Setup
You'll need Git installed and a GitHub account. Then pick a scratch directory:
mkdir hello-sof-ai && cd hello-sof-ai
git init
That creates a hidden .git/ directory — the beating heart of your repo.
Make a change
Create a file:
echo "# Hello, sof.ai" > README.md
Now check the repo's status:
git status
Git tells you README.md is untracked. Git only tracks files you tell it
to.
Stage, commit, push
git add README.md
git commit -m "Add README"
Congratulations — you have a commit. Inspect it:
git log
You'll see your commit with a hash, your name, a date, and the message.
To push to GitHub, create a repo on github.com, then:
git remote add origin https://github.com/<you>/hello-sof-ai.git
git branch -M main
git push -u origin main
What just happened
Three things live in Git at all times:
- Working tree — the files you actually edit.
- Staging area (index) — a list of changes you've said "I want to include these in the next commit."
- Repository history — the immutable chain of commits.
git add moves things from the working tree to the staging area.
git commit turns the staging area into a new snapshot in history.
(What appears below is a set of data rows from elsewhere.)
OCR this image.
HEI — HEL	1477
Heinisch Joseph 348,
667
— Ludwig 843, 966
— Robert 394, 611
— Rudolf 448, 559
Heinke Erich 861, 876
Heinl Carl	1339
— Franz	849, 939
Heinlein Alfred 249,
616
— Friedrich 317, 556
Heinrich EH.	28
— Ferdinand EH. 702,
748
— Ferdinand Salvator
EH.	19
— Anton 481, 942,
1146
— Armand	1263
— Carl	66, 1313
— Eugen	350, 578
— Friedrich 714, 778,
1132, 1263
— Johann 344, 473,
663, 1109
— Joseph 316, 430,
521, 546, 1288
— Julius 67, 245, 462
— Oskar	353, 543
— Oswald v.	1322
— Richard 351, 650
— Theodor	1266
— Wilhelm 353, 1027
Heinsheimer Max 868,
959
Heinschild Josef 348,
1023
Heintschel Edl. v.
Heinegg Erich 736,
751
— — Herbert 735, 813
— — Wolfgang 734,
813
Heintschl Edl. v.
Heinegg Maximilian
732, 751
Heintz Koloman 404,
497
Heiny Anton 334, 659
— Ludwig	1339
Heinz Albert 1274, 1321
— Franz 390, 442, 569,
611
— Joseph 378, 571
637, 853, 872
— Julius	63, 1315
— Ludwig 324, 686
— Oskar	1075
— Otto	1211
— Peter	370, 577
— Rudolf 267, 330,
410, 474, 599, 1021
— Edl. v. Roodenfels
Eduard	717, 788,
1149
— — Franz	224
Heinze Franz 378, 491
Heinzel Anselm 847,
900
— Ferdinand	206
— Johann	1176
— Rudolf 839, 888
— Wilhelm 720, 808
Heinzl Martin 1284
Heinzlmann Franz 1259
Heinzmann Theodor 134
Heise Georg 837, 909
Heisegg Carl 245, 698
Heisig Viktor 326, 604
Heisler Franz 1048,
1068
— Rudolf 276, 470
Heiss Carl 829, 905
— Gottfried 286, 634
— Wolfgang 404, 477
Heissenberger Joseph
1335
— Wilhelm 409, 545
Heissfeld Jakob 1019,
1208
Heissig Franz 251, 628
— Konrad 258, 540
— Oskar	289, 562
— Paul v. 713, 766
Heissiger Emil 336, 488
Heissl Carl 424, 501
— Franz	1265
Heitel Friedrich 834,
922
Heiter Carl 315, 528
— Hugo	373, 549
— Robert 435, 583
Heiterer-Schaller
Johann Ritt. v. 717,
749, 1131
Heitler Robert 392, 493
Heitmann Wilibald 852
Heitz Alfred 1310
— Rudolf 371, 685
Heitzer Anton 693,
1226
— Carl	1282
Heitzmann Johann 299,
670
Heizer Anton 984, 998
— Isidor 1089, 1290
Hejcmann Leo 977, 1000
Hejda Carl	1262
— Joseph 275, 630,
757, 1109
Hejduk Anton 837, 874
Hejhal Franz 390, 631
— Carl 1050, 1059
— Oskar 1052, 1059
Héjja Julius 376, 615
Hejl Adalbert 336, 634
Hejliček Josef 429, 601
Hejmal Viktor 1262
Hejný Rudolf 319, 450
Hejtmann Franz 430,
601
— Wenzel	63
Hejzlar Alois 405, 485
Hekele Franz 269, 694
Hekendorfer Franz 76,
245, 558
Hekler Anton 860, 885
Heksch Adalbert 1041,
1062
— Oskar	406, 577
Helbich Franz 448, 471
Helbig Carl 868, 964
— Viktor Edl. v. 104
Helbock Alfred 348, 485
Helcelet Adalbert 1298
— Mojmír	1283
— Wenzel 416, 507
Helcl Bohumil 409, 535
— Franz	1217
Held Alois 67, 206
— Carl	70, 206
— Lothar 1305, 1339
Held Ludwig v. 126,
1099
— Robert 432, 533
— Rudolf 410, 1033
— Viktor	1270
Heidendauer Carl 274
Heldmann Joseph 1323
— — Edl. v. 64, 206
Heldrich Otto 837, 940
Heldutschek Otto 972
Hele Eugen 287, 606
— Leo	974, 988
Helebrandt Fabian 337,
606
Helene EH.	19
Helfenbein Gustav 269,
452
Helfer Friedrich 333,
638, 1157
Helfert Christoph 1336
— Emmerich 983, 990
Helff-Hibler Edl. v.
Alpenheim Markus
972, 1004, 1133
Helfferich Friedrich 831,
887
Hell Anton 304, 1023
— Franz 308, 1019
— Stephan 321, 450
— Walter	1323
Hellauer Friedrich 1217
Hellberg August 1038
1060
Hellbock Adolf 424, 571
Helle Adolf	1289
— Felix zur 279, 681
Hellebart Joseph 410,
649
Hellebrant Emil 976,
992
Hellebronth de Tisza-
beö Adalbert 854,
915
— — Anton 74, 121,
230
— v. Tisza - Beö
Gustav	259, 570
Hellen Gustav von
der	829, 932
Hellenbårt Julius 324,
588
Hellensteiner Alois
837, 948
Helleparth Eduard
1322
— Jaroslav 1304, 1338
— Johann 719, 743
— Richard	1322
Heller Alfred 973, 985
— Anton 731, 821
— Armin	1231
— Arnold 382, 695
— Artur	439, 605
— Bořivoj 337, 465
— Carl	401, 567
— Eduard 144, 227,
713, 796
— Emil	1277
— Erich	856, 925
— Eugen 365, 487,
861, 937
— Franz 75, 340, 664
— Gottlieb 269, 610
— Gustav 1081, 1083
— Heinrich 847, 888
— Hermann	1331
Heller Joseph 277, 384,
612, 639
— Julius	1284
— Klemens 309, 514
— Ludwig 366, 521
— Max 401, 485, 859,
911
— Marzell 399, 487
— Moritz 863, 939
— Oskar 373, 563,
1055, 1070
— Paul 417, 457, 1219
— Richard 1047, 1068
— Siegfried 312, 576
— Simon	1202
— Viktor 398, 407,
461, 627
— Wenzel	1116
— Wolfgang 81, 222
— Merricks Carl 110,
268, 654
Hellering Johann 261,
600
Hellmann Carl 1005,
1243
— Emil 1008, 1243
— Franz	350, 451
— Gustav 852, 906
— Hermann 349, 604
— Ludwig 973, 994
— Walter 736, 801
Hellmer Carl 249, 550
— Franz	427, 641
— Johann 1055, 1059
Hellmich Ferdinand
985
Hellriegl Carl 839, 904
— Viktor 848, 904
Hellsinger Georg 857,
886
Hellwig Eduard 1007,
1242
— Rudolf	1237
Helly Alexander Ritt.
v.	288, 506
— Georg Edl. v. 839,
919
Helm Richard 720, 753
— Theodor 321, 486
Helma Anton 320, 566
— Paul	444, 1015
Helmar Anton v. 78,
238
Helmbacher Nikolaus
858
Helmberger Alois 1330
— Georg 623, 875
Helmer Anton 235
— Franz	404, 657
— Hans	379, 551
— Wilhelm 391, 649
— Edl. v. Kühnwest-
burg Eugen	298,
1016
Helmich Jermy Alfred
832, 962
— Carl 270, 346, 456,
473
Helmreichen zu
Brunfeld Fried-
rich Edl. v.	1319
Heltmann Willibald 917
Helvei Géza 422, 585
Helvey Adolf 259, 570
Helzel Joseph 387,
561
git push sends new snapshots to a remote (like GitHub).
Exercise
Ask the AI tutor: "What's the difference between git add . and git add -A? Is one safer?"
Then try it yourself. Make two files, add one, commit, and see what happens.
The habit to build: commit often, with messages that say why, not what. A good commit message completes the sentence "This commit will…".